For those wondering if it was indeed all talk, there is good and bad news. 

Last month, research by the Drucker Institute revealed the extent to which signatories of the BRT governance agreement had put their money where their mouths are. 

In an attempt to discover whether companies that follow a stakeholder model are more effective, the researchers assessed 752 firms – 137 of which were BRT signatories.  

Using key indicators including customer satisfaction, innovation, employee engagement, and financial strength, the researchers found the BRT companies did “quite well,” but with “notable room for improvement.” 

While on average their performance was impressive, scoring in the top half of the 752 firms in every area explored, many of the 137 BRT companies scored below the mean in critical areas – and sometimes well below.  

For example, 26 companies scored below the mean in, of all things, ‘social responsibility’.  

“While signing the BRT statement was a significant step, now comes the hard part: turning this vision into something measurably meaningful,” the researchers concluded. 

This ‘something meaningful’ brings us back to Tudway’s proposal.  

If his assertion is true that executive-dominated boards will resist change without radical intervention, is it time to implement some form of law? 

Certainly, the legalities surrounding shareholder primacy has complicated the road to change.  

On the one hand, it appears there is no actual law that upholds or imposes shareholder primacy on businesses.  

This is highlighted in a 2017 paper by the University of Florida on the legal theory of shareholder primacy. 

“Shareholder primacy is a legal enigma…that seems to exist not as a pinpoint citation, but in the ether. It is real in that no one disputes the sense of obligation in the boardroom and executive suites, but finding the law’s command is elusive,” the paper states.  

“No corporation statute of the fifty states imposes a duty on the board to manage a business corporation to maximize shareholders wealth.” 

But nor, of course, is there a law stating shareholder primacy is illegal, though some have pushed to introduce stricter regulations.  

Last year, US senator Elizabeth Warren introduced the Accountable Capitalism Act, which would force US firms to tackle issues such as income inequality and promote more sustainable corporate profitability. 

But so far, the US courts appear happy to stay out of it, preferring to stick to the rule that businesses can make their own decisions as long as they act in good faith. 

While a law abolishing shareholder primacy might be a consideration, even those wanting radical change may question whether this would take us down an authoritarian path we don’t want, or are not ready, to tread.  

Of course, implementing such a law would also be extremely complex, especially if you hold the view that shareholder primacy is hard to quantify.   

In an article published in August, senior manager of Aspen Institute’s Business & Society Program, Miguel Padró, highlights this dilemma. 

“One of the big problems with the idea of shareholder primacy is that in fact there’s no such thing as a unified “shareholder interest,” and no one definition of what it means to “maximize shareholder value. 

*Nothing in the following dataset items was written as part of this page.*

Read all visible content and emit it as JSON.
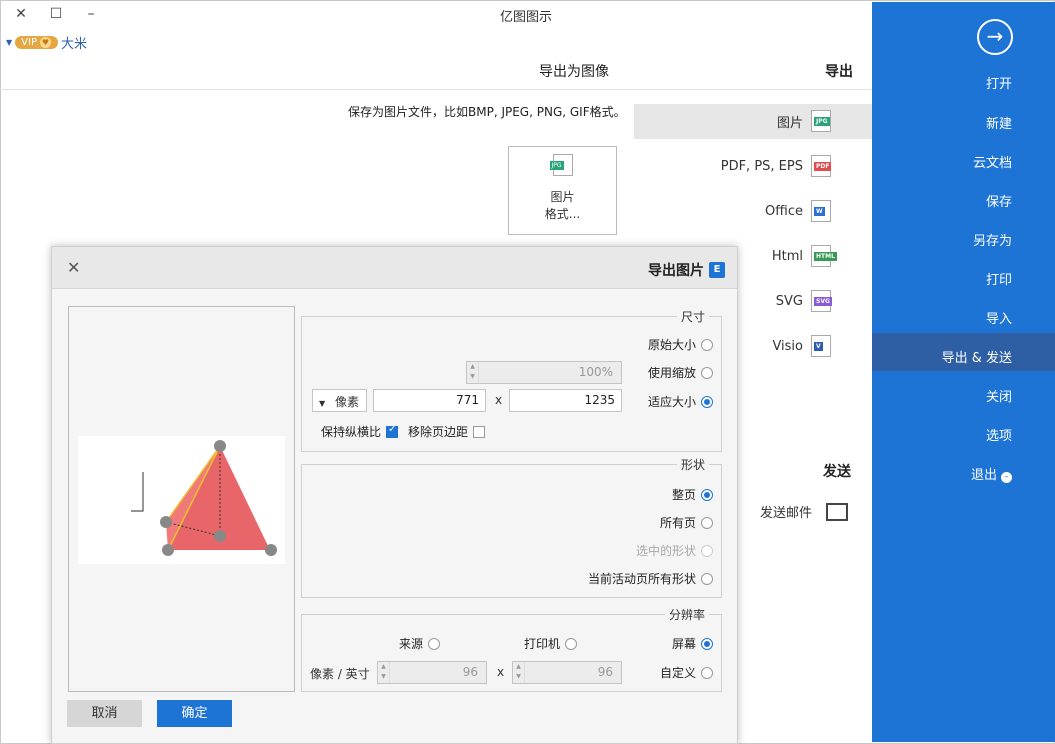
{
  "window": {
    "title": "亿图图示",
    "controls": {
      "close": "✕",
      "maximize": "☐",
      "minimize": "–"
    }
  },
  "user": {
    "vip_label": "VIP",
    "name": "大米"
  },
  "sidebar": {
    "back_icon": "→",
    "items": [
      {
        "label": "打开"
      },
      {
        "label": "新建"
      },
      {
        "label": "云文档"
      },
      {
        "label": "保存"
      },
      {
        "label": "另存为"
      },
      {
        "label": "打印"
      },
      {
        "label": "导入"
      },
      {
        "label": "导出 & 发送",
        "active": true
      },
      {
        "label": "关闭"
      },
      {
        "label": "选项"
      },
      {
        "label": "退出"
      }
    ]
  },
  "export_panel": {
    "heading": "导出",
    "items": [
      {
        "label": "图片",
        "icon_tag": "JPG",
        "icon_color": "#29a37a",
        "selected": true
      },
      {
        "label": "PDF, PS, EPS",
        "icon_tag": "PDF",
        "icon_color": "#e04d4d"
      },
      {
        "label": "Office",
        "icon_tag": "W",
        "icon_color": "#2b6fd6"
      },
      {
        "label": "Html",
        "icon_tag": "HTML",
        "icon_color": "#3a9a55"
      },
      {
        "label": "SVG",
        "icon_tag": "SVG",
        "icon_color": "#8a5bd6"
      },
      {
        "label": "Visio",
        "icon_tag": "V",
        "icon_color": "#2b5fb4"
      }
    ],
    "send_heading": "发送",
    "send_mail": "发送邮件"
  },
  "content": {
    "save_as_heading": "导出为图像",
    "description": "保存为图片文件，比如BMP, JPEG, PNG, GIF格式。",
    "card_tag": "JPG",
    "card_line1": "图片",
    "card_line2": "格式..."
  },
  "dialog": {
    "title": "导出图片",
    "logo": "E",
    "close": "✕",
    "size_group": {
      "title": "尺寸",
      "original": "原始大小",
      "use_zoom": "使用缩放",
      "zoom_value": "100%",
      "fit": "适应大小",
      "width": "1235",
      "height": "771",
      "x": "x",
      "unit": "像素",
      "remove_margin": "移除页边距",
      "keep_ratio": "保持纵横比"
    },
    "shape_group": {
      "title": "形状",
      "whole_page": "整页",
      "all_pages": "所有页",
      "selected_shapes": "选中的形状",
      "current_page_all_shapes": "当前活动页所有形状"
    },
    "resolution_group": {
      "title": "分辨率",
      "screen": "屏幕",
      "printer": "打印机",
      "source": "来源",
      "custom": "自定义",
      "dpi_x": "96",
      "dpi_y": "96",
      "unit": "像素 / 英寸",
      "x": "x"
    },
    "ok": "确定",
    "cancel": "取消"
  },
  "colors": {
    "accent": "#1e74d4",
    "sidebar_active": "#2e5fa4",
    "pyramid": "#e8666a"
  }
}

“Even if we assume shareholders care only about stock price (an incorrect assumption for an increasing number of investors), shareholders have wide-ranging investment time horizons. A company’s stock performance looks very different depending on whether a shareholder plans to sell this week or hold their shares for 25 years,” he said. 

Nevertheless, Padró, like Tudway, believes a new system of corporate governance is well overdue. 

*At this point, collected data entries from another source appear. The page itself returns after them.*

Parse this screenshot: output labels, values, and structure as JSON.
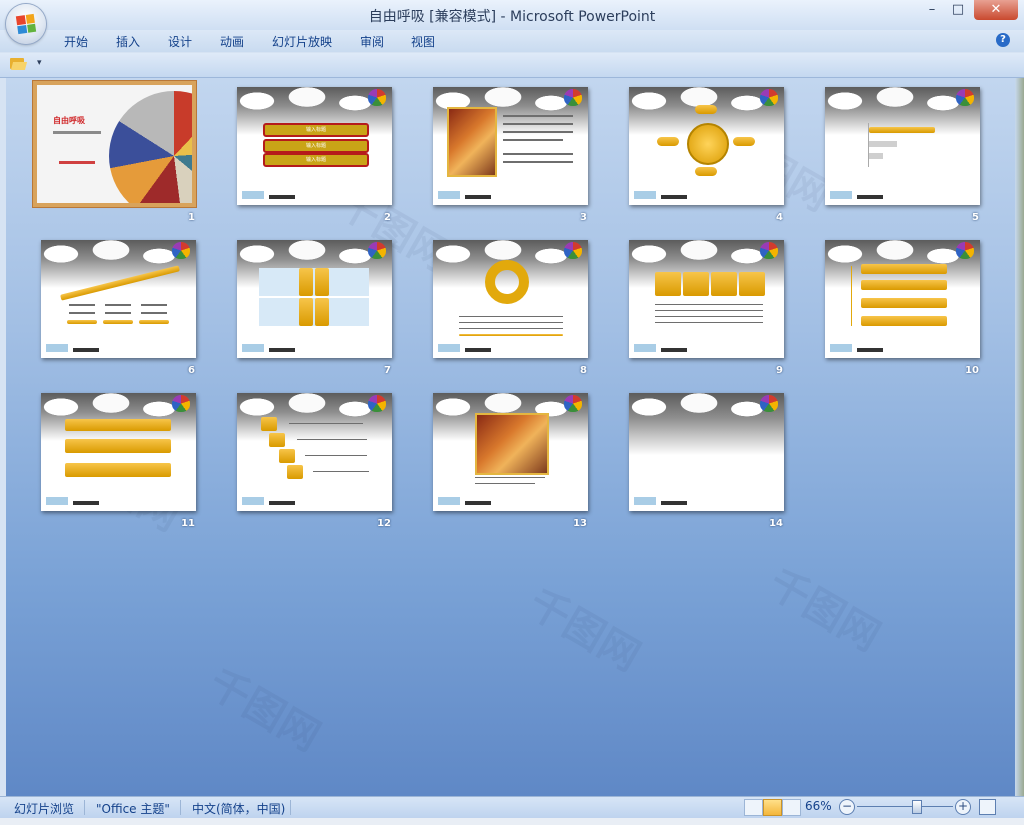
{
  "window": {
    "title": "自由呼吸 [兼容模式] - Microsoft PowerPoint",
    "controls": {
      "minimize": "–",
      "maximize": "□",
      "close": "✕"
    }
  },
  "ribbon": {
    "tabs": [
      "开始",
      "插入",
      "设计",
      "动画",
      "幻灯片放映",
      "审阅",
      "视图"
    ],
    "help": "?"
  },
  "qat": {
    "dropdown": "▾"
  },
  "slides": [
    {
      "num": "1",
      "title": "自由呼吸",
      "selected": true
    },
    {
      "num": "2",
      "buttons": [
        "输入标题",
        "输入标题",
        "输入标题"
      ]
    },
    {
      "num": "3"
    },
    {
      "num": "4"
    },
    {
      "num": "5"
    },
    {
      "num": "6"
    },
    {
      "num": "7"
    },
    {
      "num": "8"
    },
    {
      "num": "9"
    },
    {
      "num": "10"
    },
    {
      "num": "11"
    },
    {
      "num": "12"
    },
    {
      "num": "13"
    },
    {
      "num": "14"
    }
  ],
  "status": {
    "view": "幻灯片浏览",
    "theme": "\"Office 主题\"",
    "language": "中文(简体，中国)",
    "zoom": "66%",
    "zoom_level": 0.66
  },
  "watermark": "千图网"
}
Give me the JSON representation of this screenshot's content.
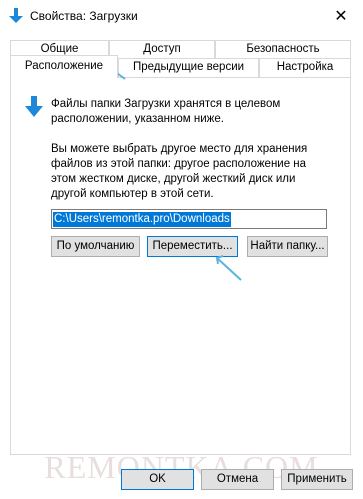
{
  "window": {
    "title": "Свойства: Загрузки",
    "close_glyph": "✕"
  },
  "tabs": {
    "row1": [
      "Общие",
      "Доступ",
      "Безопасность"
    ],
    "row2": [
      "Предыдущие версии",
      "Настройка"
    ],
    "active": "Расположение"
  },
  "content": {
    "info": "Файлы папки Загрузки хранятся в целевом расположении, указанном ниже.",
    "description": "Вы можете выбрать другое место для хранения файлов из этой папки: другое расположение на этом жестком диске, другой жесткий диск или другой компьютер в этой сети.",
    "path_value": "C:\\Users\\remontka.pro\\Downloads"
  },
  "buttons": {
    "default": "По умолчанию",
    "move": "Переместить...",
    "find": "Найти папку..."
  },
  "footer": {
    "ok": "OK",
    "cancel": "Отмена",
    "apply": "Применить"
  },
  "watermark": "REMONTKA.COM",
  "colors": {
    "accent": "#0078d7",
    "annotation": "#5ab4e0",
    "folder_blue": "#1e88d8"
  }
}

Describing shareholder primacy as “accountability to the few”, Padró believes more stakeholders should be in the board rooms and given greater controls. 

“No one is suggesting shareholders shouldn’t have a place at the table. But they are neither representative of society nor well positioned to succeed as enforcers of the social contract for corporations.  

“And just as we shouldn’t expect corporations to solve all of society’s problems, we should not place the burden of corporate accountability on shareholders alone,” Padró said. 

However, as Padró notes, it remains to be seen whether these stakeholders will be welcomed, even if they are allowed through the door.